Ben se retourna vers l’échoppe pleine de clients venus faire des emplettes, manger, boire ou profiter des services postaux.
— Apparemment, vous avez déjà beaucoup de choses à faire.
— Qui n’incluent pas de rattraper les dewbacks enragés, dit Annileen en tendant la bride à Kallie et en lui montrant la sortie. Va l’ajuster pour lui.
Froissée d’être évincée de la sorte, la jeune fille sourit néanmoins à Ben en filant dehors.
— Je reviens !
— Je crois qu’elle va revenir, conclut Ben, pince-sans-rire.
Annileen fit traverser la zone du restaurant à Ben. Les convives en profitèrent pour l’assaillir de questions lors de cette véritable course d’obstacles. Qui était-il ? D’où venait-il ? Ignorait-il qu’aucune personne saine d’esprit ne se rendait dans les Cahots ? Où vivait-il et savait-il seulement régler son vaporateur ? Souhaitait-il acquérir un landspeeder pour éviter de faire du stop avec les Jawas ? Venait-il d’une autre planète et si oui, à quoi rimait tout ce chambardement au sujet de la République ? Voyant son invité blêmir devant cet interrogatoire, Annileen le poussa vers le devant de la boutique.
— Les courses avant la conférence de presse, annonça-t-elle.
— Mais bien sûr…
Bras croisés, Leelee considérait Ben comme seule une Zeltronne aguicheuse pouvait le faire.
— Vas-y, accapare-toi le nouveau venu, dit-elle.
Annileen se tourna pour chuchoter :
— Tu as un mari et cinq gosses !
— Et un cœur qui bat, rétorqua Leelee en faisant mine de prendre son propre pouls et en souriant. Ramène-le vite.
Le nouveau venu rentra encore plus la tête. Annileen regarda le long du rayon, inquiète. D’autres clients les épiaient… et les Gault étaient entrés pour examiner l’inconnu. Il fallait agir.
— Excusez-moi, dit-elle en abandonnant Ben près d’un présentoir à chemises.
Elle regagna son comptoir et grimpa dessus. Les mains en coupe, elle prit sa plus belle voix impérieuse pour crier à la cantonade :
— Votre attention ! Il s’agit d’une occasion unique : je lève l’embargo sur les Jawas ! Allez faire des affaires !
Il fallut un moment aux clients pour comprendre… puis ce fut la cohue. Ben s’écarta, stupéfait, devant le flot d’individus qui se précipitaient vers la sortie.

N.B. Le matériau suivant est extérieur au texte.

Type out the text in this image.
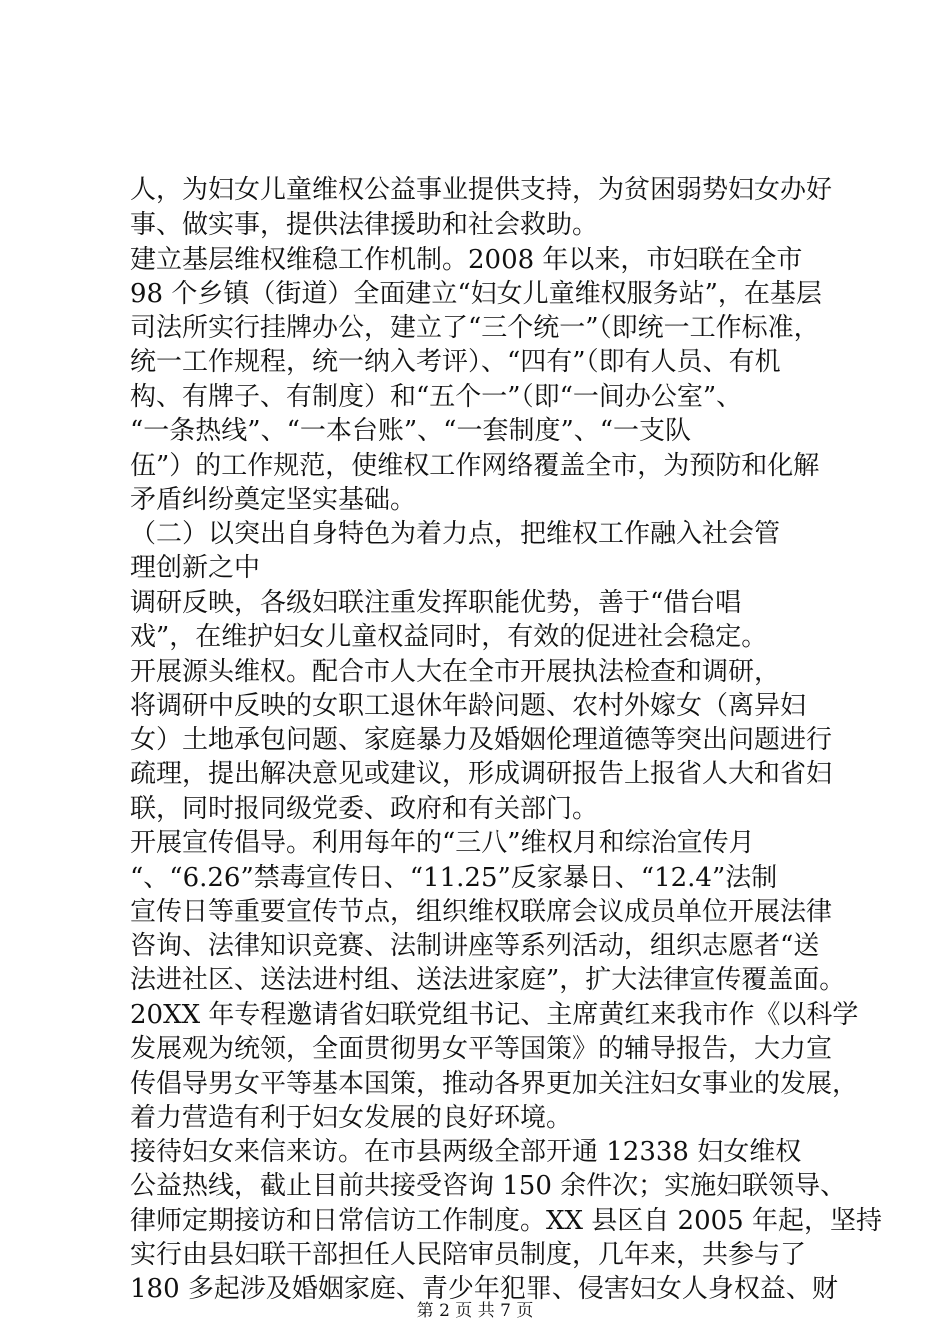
人，为妇女儿童维权公益事业提供支持，为贫困弱势妇女办好
事、做实事，提供法律援助和社会救助。
建立基层维权维稳工作机制。2008 年以来，市妇联在全市
98 个乡镇（街道）全面建立“妇女儿童维权服务站”，在基层
司法所实行挂牌办公，建立了“三个统一”（即统一工作标准，
统一工作规程，统一纳入考评）、“四有”（即有人员、有机
构、有牌子、有制度）和“五个一”（即“一间办公室”、
“一条热线”、“一本台账”、“一套制度”、“一支队
伍”）的工作规范，使维权工作网络覆盖全市，为预防和化解
矛盾纠纷奠定坚实基础。
（二）以突出自身特色为着力点，把维权工作融入社会管
理创新之中
调研反映，各级妇联注重发挥职能优势，善于“借台唱
戏”，在维护妇女儿童权益同时，有效的促进社会稳定。
开展源头维权。配合市人大在全市开展执法检查和调研，
将调研中反映的女职工退休年龄问题、农村外嫁女（离异妇
女）土地承包问题、家庭暴力及婚姻伦理道德等突出问题进行
疏理，提出解决意见或建议，形成调研报告上报省人大和省妇
联，同时报同级党委、政府和有关部门。
开展宣传倡导。利用每年的“三八”维权月和综治宣传月
“、“6.26”禁毒宣传日、“11.25”反家暴日、“12.4”法制
宣传日等重要宣传节点，组织维权联席会议成员单位开展法律
咨询、法律知识竞赛、法制讲座等系列活动，组织志愿者“送
法进社区、送法进村组、送法进家庭”，扩大法律宣传覆盖面。
20XX 年专程邀请省妇联党组书记、主席黄红来我市作《以科学
发展观为统领，全面贯彻男女平等国策》的辅导报告，大力宣
传倡导男女平等基本国策，推动各界更加关注妇女事业的发展，
着力营造有利于妇女发展的良好环境。
接待妇女来信来访。在市县两级全部开通 12338 妇女维权
公益热线，截止目前共接受咨询 150 余件次；实施妇联领导、
律师定期接访和日常信访工作制度。XX 县区自 2005 年起，坚持
实行由县妇联干部担任人民陪审员制度，几年来，共参与了
180 多起涉及婚姻家庭、青少年犯罪、侵害妇女人身权益、财
第 2 页 共 7 页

Certains buveurs restèrent au bar, mais tous les curieux déguerpirent.
Ben leva les yeux avec une expression de gratitude évidente.
— J’imagine que ça n’arrive pas tous les jours.
— J’ai toujours dit que les Jawas finiraient bien par servir à quelque chose, répondit Annileen.
— On ne sait jamais à l’avance quel rôle chacun va jouer, murmura-t-il.
Il la regarda d’un air pensif en l’aidant à descendre de son perchoir.